# Decals or Stickers?



## Nuttin But Flyer (Dec 19, 2011)

A couple of my diesel engines and some rolling stock are in need of new markings. Some places offer water-based decals while others offer stick-on. I have no clue which would be better, but have always felt I should try to use what was originally used by Gilbert. Does anyone out there have an idea which is better or which should never be used? Any opinions are welcome here as I want the best for my babies.


----------



## Reckers (Oct 11, 2009)

I believe Gilbert used paint and stamps: someone correct me if I'm wrong. That said, I'd say use either the cheaper of the two, or the one you're more talented with.

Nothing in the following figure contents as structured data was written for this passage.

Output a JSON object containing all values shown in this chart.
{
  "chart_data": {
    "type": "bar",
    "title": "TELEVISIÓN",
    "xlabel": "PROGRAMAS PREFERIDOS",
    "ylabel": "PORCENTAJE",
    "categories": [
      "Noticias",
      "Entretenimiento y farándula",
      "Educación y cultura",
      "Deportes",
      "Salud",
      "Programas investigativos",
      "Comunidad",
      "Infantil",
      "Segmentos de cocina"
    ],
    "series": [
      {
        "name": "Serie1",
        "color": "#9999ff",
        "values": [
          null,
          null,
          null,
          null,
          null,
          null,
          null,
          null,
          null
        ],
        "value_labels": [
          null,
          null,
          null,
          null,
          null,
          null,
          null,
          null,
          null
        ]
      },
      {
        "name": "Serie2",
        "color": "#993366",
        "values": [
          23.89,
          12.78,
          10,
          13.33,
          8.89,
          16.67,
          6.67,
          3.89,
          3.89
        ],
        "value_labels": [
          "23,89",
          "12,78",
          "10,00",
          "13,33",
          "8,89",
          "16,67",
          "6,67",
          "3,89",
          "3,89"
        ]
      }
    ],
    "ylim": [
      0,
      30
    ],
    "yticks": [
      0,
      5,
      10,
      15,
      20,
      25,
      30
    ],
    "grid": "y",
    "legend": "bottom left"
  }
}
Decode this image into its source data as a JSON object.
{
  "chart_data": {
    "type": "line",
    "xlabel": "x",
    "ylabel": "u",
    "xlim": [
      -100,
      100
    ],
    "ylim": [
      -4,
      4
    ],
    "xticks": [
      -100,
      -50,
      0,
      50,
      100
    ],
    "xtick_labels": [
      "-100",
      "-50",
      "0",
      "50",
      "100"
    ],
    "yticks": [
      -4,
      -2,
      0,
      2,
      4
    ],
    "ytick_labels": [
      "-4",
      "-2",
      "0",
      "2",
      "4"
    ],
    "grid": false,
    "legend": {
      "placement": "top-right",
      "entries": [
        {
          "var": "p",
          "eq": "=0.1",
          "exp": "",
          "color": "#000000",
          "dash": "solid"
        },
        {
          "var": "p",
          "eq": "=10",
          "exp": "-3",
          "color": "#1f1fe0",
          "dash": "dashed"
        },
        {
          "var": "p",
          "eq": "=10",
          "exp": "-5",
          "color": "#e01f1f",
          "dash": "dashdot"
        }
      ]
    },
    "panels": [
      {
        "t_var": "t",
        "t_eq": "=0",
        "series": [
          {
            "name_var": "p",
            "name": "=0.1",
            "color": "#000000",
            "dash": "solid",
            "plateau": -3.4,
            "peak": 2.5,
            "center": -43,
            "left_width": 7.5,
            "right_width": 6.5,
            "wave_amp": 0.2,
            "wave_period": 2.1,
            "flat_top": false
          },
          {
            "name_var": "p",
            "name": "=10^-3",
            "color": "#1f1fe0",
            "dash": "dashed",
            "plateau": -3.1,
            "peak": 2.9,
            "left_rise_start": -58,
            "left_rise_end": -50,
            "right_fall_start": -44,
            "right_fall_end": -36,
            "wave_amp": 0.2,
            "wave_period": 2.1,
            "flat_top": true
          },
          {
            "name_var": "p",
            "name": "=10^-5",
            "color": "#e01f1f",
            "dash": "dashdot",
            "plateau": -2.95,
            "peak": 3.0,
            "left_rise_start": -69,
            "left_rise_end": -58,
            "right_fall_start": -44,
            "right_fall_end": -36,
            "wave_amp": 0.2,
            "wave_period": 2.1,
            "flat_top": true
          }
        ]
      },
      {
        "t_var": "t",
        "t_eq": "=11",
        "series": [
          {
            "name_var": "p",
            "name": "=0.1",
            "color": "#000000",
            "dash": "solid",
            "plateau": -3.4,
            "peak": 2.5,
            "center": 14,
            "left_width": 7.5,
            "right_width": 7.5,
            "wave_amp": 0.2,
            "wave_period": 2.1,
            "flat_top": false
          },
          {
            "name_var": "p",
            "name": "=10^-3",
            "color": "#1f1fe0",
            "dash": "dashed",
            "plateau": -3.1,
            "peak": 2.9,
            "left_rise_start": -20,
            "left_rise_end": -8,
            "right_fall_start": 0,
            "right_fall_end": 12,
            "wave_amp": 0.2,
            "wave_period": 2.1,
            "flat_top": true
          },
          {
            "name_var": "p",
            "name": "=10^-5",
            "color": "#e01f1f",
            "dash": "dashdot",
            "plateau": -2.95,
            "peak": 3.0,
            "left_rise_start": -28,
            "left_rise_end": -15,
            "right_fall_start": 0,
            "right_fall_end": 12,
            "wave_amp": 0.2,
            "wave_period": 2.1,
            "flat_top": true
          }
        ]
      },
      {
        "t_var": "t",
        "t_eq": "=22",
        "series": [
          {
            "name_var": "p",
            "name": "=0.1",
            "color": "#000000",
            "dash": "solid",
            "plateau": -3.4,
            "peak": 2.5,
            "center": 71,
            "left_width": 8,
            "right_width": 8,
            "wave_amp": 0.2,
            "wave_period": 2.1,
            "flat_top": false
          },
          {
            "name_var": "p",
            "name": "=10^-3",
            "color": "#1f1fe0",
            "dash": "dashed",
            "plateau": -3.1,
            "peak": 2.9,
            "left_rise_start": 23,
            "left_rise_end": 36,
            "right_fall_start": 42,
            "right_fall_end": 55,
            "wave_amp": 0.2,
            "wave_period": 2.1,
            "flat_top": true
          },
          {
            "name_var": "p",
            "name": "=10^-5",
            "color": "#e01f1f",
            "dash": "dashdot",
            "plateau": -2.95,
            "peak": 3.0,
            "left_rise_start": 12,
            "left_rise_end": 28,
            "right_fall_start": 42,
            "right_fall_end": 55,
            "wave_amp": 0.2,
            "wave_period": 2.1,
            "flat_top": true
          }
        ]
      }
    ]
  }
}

If historical accuracy is important to you, it's possible to order the stamps, though.


----------



## flyernut (Oct 31, 2010)

Reckers said:


> I believe Gilbert used paint and stamps: someone correct me if I'm wrong. That said, I'd say use either the cheaper of the two, or the one you're more talented with. If historical accuracy is important to you, it's possible to order the stamps, though.


Stamps are available, but they take a lot of practice to get it right. I was so frustrated with my stamps I put them on ebay. Let someone else get an ulcer.


----------



## Reckers (Oct 11, 2009)

I can relate: trying to get that lil bugger perfectly horizontal would drive me nuts! I'd go decal, if I were doing it.


----------